I can only seem to find vague sources explaining Aharonov-Bohm, usually saying things as "the different paths of an electron interfere". I presume this is language borrowed from a Feynman path integral formulation of QM, but I'm not familiar with that yet, so I'd rather see it explained in "ordinary" QM math.

Some sources seem to suggest that the basic consequence of a vector potential is that the phase $S$ of the wavefunction $\psi(\mathbf r,t) = R(\mathbf r,t) e^{iS(\mathbf r,t)}$ gets an extra term, namely the path integral $\int_{\mathbf r_0}^{\mathbf r} \mathbf A(\mathbf r') \cdot \mathrm d \mathbf r'$ (where $\mathbf r_0$ is some arbitrary reference point). Then again, this can't really be true, cause then phase wouldn't be well-defined (since a different path, but also going from r_0 to r, could give a different result). I realize that this last remark is also the key concept in the AB effect, but still, not in the aforementioned way, right? After all, phase shouldn't be ambiguous (except for a 2pi multiple of course). Actually, it's exactly this argument (that different path integrals should give the same phase mod 2pi) that is used to argue flux quantization in a superconducting ring... So why does it not apply more generally?

As you can see, I'm a bit confused. Note that I'm not looking for a vague explanation, I'm looking for something concrete (and well-defined) mathematically. Thank you!

2. May 21, 2012

### The_Duck

One concrete thing you can do easily in the regular Schrodinger wave equation formalism is solve for the energy eigenstates of a charged particle confined to a circular 1D ring through the center of which a solenoid passes carrying some amount of magnetic flux. There is no B-field at the ring's radius, but there is an A-field. Write down the Schrodinger equation including the A-field and solve it. Once you figure out what 1D Schrodinger equation to write down, you should find that the solutions are almost as trivial as free-particle solutions. You should find that the energy eigenstates of the particle are shifted by the presence of the magnetic field, even though the particle cannot enter the B-field. Furthermore (as I recall) the clockwise- and counter-clockwise-moving energy eigenstates cease to be degenerate. This is one manifestation of the Aharonov-Bohm effect.

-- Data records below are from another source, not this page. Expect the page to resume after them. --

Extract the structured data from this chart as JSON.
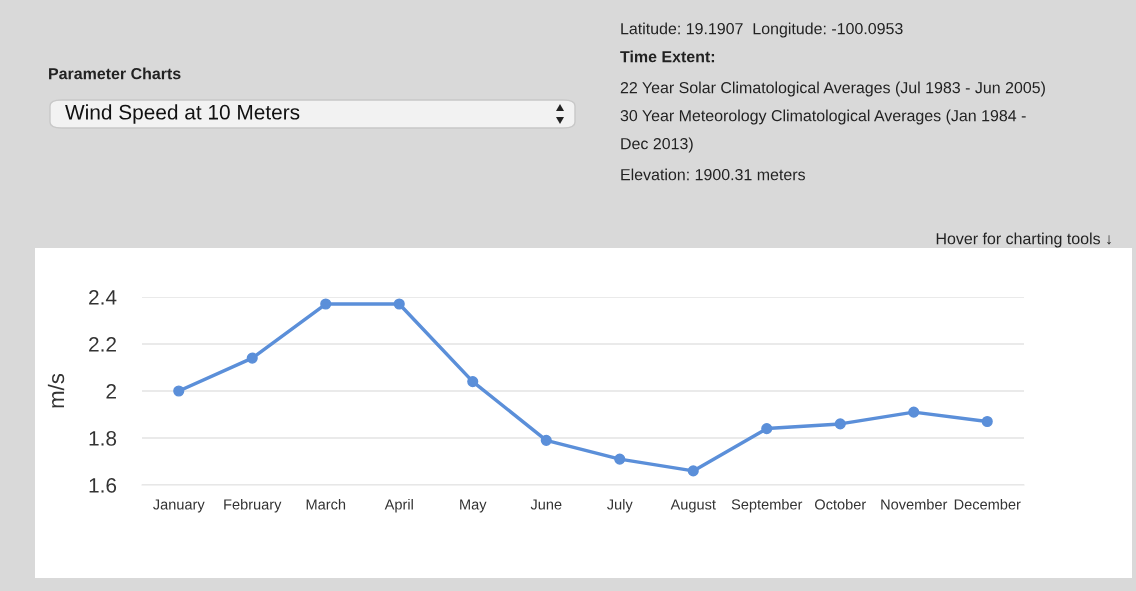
{
  "chart_data": {
    "type": "line",
    "title": "Wind Speed at 10 Meters",
    "ylabel": "m/s",
    "categories": [
      "January",
      "February",
      "March",
      "April",
      "May",
      "June",
      "July",
      "August",
      "September",
      "October",
      "November",
      "December"
    ],
    "series": [
      {
        "color": "#5b8fd9",
        "values": [
          2.0,
          2.14,
          2.37,
          2.37,
          2.04,
          1.79,
          1.71,
          1.66,
          1.84,
          1.86,
          1.91,
          1.87
        ]
      }
    ],
    "ylim": [
      1.6,
      2.4
    ],
    "yticks": [
      1.6,
      1.8,
      2,
      2.2,
      2.4
    ],
    "grid": "y",
    "marker": "circle",
    "line_style": "solid",
    "annotations": [
      "Parameter Charts",
      "Latitude: 19.1907  Longitude: -100.0953",
      "Time Extent:",
      "22 Year Solar Climatological Averages (Jul 1983 - Jun 2005)",
      "30 Year Meteorology Climatological Averages (Jan 1984 -",
      "Dec 2013)",
      "Elevation: 1900.31 meters",
      "Hover for charting tools ↓"
    ]
  }
}
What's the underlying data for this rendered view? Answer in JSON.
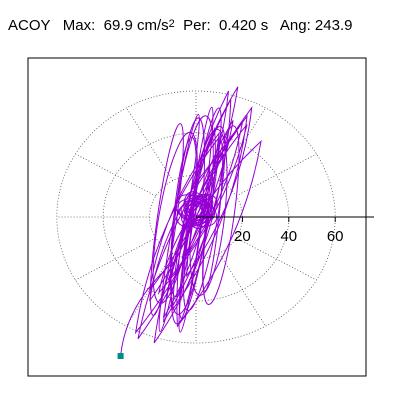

Not sure if this is helpful, but it is concrete and mathematically well-defined.

3. May 21, 2012

### strangerep

As with most aspects of "ordinary QM", Ballentine is a good place to start.
Try section 11.4.

This doesn't mean the phase is ill-defined. It just means the phase can be position dependent -- which is also a key concept in gauge theories of interaction.

Take a look at Ballentine and then see if any points remain unclear...

4. May 23, 2012

### Staff: Mentor

The setup is similar to a double-slit with photons, where you can add phase shifts at the slits (e.g. with material with a different refractive index). Similar to this, you have to constrain the electron path in order to get a phase which is nearly the same for all electrons in one path.

5. May 24, 2012

### DrDu

I also back up the approach proposed by The Duck.
You will find that the energy states depend on the magnetic flux through the loop which is an observable in contrast to A.
Nevertheless this is astonishing given that the electrons don't enter the region where B is non-vanishing.